Embedding guidance and coaching on saving, budgeting and cashflow management into the advice model is one way advisers can foster deeper client engagement, educate people about the impact of their lifestyle or habitual financial behaviour, and give them greater responsibility.
The advice relationship becomes about joint responsibility and shared accountability, ultimately leading to shared celebration.
In this type of relationship, the adviser is akin to a financial coach or mentor.
Using a fitness analogy, a personal trainer can assess a client’s goals and ability; educate them about the benefits of exercise and nutrition; design an effective exercise program; and encourage them to pursue a healthy active lifestyle; but they can’t force a person to put down the donut and get off the couch. There are clear limitations to what a personal trainer can do.
Similarly, in the advice relationship, there are things the adviser is responsible for, tasks the client is responsible for and areas of mutual responsibility.
Who’s responsible for what?
A client’s responsibilities fall into three categories:
- How much they earn, and maintaining or increasing their earnings.
- How much they spend and how they’re spending.
- How much they save, which is the difference between their earnings and spending.
Based on the output of a client’s “earn, spend, save” responsibilities, an adviser’s role is to educate the client about the impact of their financial behaviour; determine what they can realistically achieve in terms of earning, spending and saving; help them develop healthy financial habits; uncover their long-term goals, objectives and priorities; develop a robust financial plan which will maximise the probability of them achieving their objectives with acceptable risk; and execute, manage and monitor that strategy throughout the journey.
At some point, advisers must share some accountability for the output of the client’s earning, spending and saving.
By separating the adviser’s role and the client’s role, both parties fully understand who’s responsible for what and when, and together they can measure each other’s performance, and the performance of the overall strategy.
The mystery around what a financial planner does is removed, and the industry’s proposition is clearer and more transparent.
You’re off the team
Having the buy-in of both parties is critical to success.
If a client isn’t doing their part, an adviser should look at whether the goals set are still realistic. If not, they should be adjusted.
On the other hand, if a client simply isn’t willing to do their bit or take on responsibility to make the necessary changes when and where they fall due, and the advice relationship isn’t productive, then the adviser should seriously consider ending it because it’s unlikely the client will achieve their goals, meaning both parties will be unsatisfied. Ultimately the adviser shares joint responsibility for the outcome if they continue to collect advice fees.
From an adviser’s perspective, by incorporating saving, budgeting and cashflow advice services and tools into their value proposition and making clients responsible for certain tasks, they can quickly identify those who are teachable, committed to the advice journey, and enjoyable to work with.
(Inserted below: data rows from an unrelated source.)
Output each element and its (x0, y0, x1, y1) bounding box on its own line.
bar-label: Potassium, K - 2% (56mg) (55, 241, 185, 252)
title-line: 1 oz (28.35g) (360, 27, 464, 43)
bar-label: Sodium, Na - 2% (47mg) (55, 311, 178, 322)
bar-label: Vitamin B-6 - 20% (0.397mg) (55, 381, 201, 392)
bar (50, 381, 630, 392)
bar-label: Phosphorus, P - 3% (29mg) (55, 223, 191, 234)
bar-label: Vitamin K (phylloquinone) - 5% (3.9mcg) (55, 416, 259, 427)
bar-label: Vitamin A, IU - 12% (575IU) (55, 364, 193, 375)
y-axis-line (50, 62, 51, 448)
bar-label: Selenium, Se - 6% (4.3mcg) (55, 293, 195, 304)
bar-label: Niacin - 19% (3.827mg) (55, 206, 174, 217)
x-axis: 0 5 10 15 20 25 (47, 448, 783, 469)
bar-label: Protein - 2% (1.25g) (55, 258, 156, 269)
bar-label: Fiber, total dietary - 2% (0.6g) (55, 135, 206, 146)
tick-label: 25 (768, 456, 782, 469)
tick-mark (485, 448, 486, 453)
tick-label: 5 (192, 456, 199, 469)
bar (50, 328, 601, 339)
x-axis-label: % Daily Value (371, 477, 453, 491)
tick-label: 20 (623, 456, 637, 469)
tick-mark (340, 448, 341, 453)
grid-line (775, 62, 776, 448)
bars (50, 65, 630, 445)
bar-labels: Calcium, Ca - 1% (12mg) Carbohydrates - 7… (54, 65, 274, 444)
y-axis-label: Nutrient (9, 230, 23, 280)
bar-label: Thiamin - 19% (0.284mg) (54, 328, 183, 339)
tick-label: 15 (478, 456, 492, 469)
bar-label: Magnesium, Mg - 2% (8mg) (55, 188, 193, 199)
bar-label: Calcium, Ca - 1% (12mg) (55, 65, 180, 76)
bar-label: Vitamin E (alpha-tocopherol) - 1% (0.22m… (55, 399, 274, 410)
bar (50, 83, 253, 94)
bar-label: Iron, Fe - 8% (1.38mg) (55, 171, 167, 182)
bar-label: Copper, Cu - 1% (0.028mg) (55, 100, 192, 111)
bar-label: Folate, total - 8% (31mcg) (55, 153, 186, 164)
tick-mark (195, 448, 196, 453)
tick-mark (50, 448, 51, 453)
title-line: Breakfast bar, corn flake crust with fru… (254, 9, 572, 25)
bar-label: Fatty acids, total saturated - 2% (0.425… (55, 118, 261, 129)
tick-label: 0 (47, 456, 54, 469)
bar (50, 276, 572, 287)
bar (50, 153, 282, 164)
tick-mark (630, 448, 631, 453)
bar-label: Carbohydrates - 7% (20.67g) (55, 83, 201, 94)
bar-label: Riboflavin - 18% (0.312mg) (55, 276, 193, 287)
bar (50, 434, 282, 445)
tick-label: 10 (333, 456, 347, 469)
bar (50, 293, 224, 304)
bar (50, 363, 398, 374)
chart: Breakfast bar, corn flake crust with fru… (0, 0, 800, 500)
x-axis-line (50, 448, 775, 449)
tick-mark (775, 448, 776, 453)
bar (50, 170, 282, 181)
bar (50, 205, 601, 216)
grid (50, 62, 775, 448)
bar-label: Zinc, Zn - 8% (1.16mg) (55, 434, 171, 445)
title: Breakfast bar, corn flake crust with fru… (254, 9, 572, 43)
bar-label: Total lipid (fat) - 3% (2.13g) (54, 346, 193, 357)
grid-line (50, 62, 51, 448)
Traditionally, it has been challenging for advisers to identify problematic clients. Such clients typically go on to point the blame finger down the track.
Let’s celebrate
When both parties perform their role well, not only will there be plenty of cause for celebration, but there’ll be a great sense of achievement.
From a client’s perspective, this could be from paying off the home loan sooner, sending the children or grandchildren through private school, being able to take the family on an overseas holiday or building a retirement income portfolio that will provide a comfortable lifestyle for life.
While advisers will get a kick out of seeing their clients achieve their goals, the flow-on effect will also include higher client satisfaction leading to higher client retention. It will lower the probability of client complaints, and hopefully lead to more referrals.